Dr. Marie Land LLC | Psychologist Washington DC | Relationship Therapist Dupont Circle

You may be in the small pool of individuals who find someone who is essentially perfect. If so, let’s face it – that’s quite a nice combo of love and lust you’re experiencing because, well, no one is perfect. What starts out as acceptance of every behavior can sometimes turn into feeling like you have a microscope focused on every little irritating move he makes from morning until night. You may even acknowledge to yourself that your heightened awareness of things you want to change about him is just due to your mood at the moment, or some other fleeting feeling. Other times, there are things that just seem like they are non-negotiable. You like/love him. But he’s got to change. So can you really change him?

Before you try to change someone, ask yourself the question: Why is this so important to me? Once you really get in touch with your answer, consider the following qualities in your partner. Are they someone who changes and evolves in life in general? Or do they hang out with the same people, watch the same TV, and work at the same unsatisfying job…year after year?  Do they try to understand why you want them to change and why this thing is bothering you? If so, that’s good. That means they probably have some empathy and if they can make an easy compromise or adjustment to make your life a little better, no big deal. What’s their level of defensiveness? Do they fire back easily with something that is wrong with you (the fact that you’re asking them to change) or move quickly into focusing on a behavior that THEY want to change about YOU (this is a poor indication of someone who would change for another person)?  People (women and men) do change. If you find that there are really big things that need to change (those associated with the basic values of what is “right” or “wrong” to you both) in the relationship, it’s going to be pretty difficult to change that about your partner on your own (without a good couples therapist). If there are many little things that you’re trying to change, think about this next idea. 

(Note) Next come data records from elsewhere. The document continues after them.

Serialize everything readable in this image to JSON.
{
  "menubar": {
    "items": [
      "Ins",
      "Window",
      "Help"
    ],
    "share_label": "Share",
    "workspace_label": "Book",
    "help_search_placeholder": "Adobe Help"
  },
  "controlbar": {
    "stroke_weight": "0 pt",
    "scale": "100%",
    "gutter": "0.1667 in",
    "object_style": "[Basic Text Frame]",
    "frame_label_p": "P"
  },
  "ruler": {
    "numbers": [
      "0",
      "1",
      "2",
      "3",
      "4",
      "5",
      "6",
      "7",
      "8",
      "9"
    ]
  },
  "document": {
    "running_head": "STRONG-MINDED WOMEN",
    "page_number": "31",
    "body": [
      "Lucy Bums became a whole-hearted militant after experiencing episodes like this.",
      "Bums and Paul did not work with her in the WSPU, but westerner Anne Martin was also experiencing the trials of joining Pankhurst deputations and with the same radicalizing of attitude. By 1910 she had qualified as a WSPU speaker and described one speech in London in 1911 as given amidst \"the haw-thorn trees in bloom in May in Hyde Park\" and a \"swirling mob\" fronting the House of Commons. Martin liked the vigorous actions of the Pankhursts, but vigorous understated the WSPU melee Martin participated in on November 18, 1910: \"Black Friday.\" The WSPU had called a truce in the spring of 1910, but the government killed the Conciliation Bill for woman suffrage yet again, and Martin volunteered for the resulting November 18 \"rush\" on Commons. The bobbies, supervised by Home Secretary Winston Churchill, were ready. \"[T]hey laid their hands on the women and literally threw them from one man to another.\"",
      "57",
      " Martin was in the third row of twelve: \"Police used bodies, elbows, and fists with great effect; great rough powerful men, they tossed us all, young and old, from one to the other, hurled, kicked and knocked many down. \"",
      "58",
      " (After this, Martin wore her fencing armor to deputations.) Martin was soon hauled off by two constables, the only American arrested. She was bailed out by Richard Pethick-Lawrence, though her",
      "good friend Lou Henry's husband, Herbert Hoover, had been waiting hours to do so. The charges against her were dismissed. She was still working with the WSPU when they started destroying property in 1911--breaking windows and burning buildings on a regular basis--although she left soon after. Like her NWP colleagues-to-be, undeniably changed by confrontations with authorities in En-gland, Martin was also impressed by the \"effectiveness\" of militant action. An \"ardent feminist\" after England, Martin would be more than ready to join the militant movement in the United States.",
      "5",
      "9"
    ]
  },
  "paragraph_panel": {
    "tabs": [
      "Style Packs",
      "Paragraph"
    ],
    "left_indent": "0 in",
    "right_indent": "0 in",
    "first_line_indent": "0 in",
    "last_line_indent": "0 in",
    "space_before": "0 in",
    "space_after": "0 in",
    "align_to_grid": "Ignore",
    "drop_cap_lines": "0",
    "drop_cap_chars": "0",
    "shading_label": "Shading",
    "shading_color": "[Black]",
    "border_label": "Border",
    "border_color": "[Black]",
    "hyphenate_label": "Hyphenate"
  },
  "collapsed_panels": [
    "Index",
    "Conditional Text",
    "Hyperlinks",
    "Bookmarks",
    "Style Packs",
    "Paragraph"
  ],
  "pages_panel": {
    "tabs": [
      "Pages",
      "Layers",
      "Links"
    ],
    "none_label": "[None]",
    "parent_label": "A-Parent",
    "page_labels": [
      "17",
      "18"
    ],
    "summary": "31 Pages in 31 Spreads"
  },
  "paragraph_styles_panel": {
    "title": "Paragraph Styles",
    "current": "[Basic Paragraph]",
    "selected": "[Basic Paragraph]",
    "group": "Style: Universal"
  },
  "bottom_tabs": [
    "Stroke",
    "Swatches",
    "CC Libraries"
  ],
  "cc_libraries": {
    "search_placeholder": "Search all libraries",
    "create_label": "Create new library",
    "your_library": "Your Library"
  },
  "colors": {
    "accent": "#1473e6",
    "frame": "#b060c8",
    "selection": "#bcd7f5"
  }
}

You may use some logic like the following: “If he REALLY loved/liked me he would just do this thing for me. I would totally do it for him. Aren’t I worth it?”

You’ve created some formula in your mind that makes sense. A + B = C. He will stop being friends with his ex on Facebook (A) and will introduce me to his best friend (B) to prove he really likes me (C). The meaning you attribute to A and B (whatever they are) is not necessarily the same meaning he attributes to them. In fact, there’s a pretty good chance that he does not attribute the same meaning. The formulas we have in our minds that determine what we think is “normal” seem so believably logical. They are just truth!

Trying to take your partner’s perspective (imagining being in their shoes) is a great practice if you’re in a relationship. It helps create empathy and understanding much of the time. When it comes to changing behavior though, trying to see from his perspective may actually do nothing for your ability to see what he is experiencing. It may just be a great opportunity to imagine what you would do, and be more annoyed that they aren’t doing the same thing.

If you’re finding yourself annoyed by your guy’s inability to change some behavior find out his formula. Does A + B = C? More importantly, focus on C (the meaning you attribute to the behavior). The first part of the formula only matters because of the meaning you attribute (or assign) to it. Are there other ways that you know that C is true? Is this really about A and B, or are you just preoccupied with A and B because the real problem is C?